Monitor Your Integrations in Real-Time
Use tools to watch what’s actually happening with your vendor integrations. Unusual data flows? Anomalous access patterns? Unscheduled syncs? Flag it. Alert on it. Investigate it.
Deploy Cloud Access Security Brokers (CASBs) if you have significant SaaS usage. These tools give you visibility into what’s flowing through your vendor integrations and let you block suspicious activity automatically.
Have a Response Plan Ready
Don’t wait until a vendor breach happens to figure out what you’ll do. Map it out now. Who notifies customers? Who talks to regulators? What’s your timeline? What information do you need to collect?
Pre-draft notification templates. Establish communication chains. Define decision authorities. When crisis hits, you don’t have time to debate. You need to act within hours. Being prepared cuts response time in half and dramatically improves outcomes.
Your Board Needs to Know About This
Vendor risk isn’t just a security team problem anymore. It’s a board problem. C-suite executives need to understand that 45% of major breaches now involve vendors. They need to know how many vendors have access to critical systems. They need to have a response plan for when—not if—a vendor gets breached.
This is no longer a checkbox on a security questionnaire. This is business-critical risk.
The Hard Truth
Your vendors will be compromised at some point. It’s not a question of if, it’s a question of when. One of them will get hacked. An attacker will gain access through their systems.

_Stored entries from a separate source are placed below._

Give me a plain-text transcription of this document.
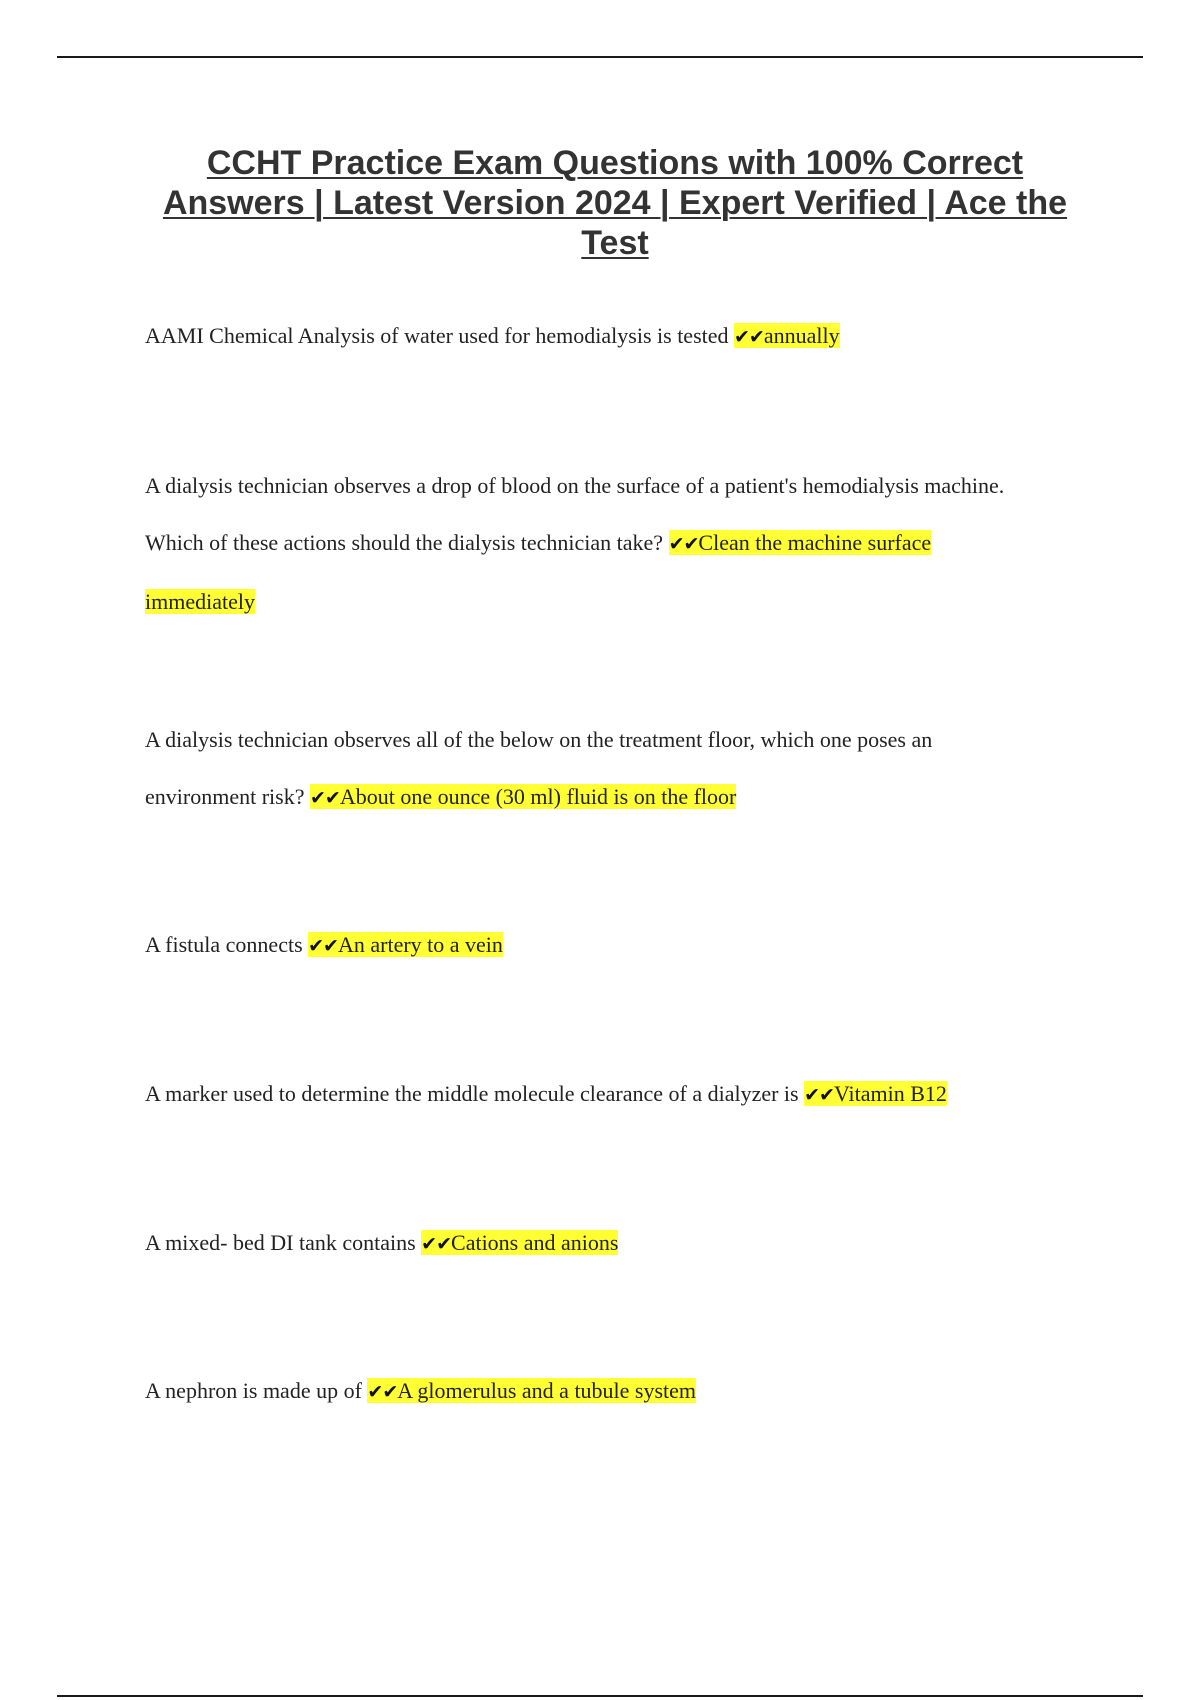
CCHT Practice Exam Questions with 100% Correct Answers | Latest Version 2024 | Expert Verified | Ace the Test

AAMI Chemical Analysis of water used for hemodialysis is tested ✔✔annually

A dialysis technician observes a drop of blood on the surface of a patient's hemodialysis machine. Which of these actions should the dialysis technician take? ✔✔Clean the machine surface immediately

A dialysis technician observes all of the below on the treatment floor, which one poses an environment risk? ✔✔About one ounce (30 ml) fluid is on the floor

A fistula connects ✔✔An artery to a vein

A marker used to determine the middle molecule clearance of a dialyzer is ✔✔Vitamin B12

A mixed- bed DI tank contains ✔✔Cations and anions

A nephron is made up of ✔✔A glomerulus and a tubule system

The only question that matters is: Are you ready?
Are you monitoring vendor integrations closely enough to detect something wrong? Do you know what data each vendor can access? Can you revoke vendor access quickly if needed? Do you have incident response procedures ready to execute within hours?
If the answer to any of these is no, you’re playing Russian roulette. Your fortress might be secure. But if your vendors are the weak link, it doesn’t matter.
Don’t let your best defense be undone at your weakest link.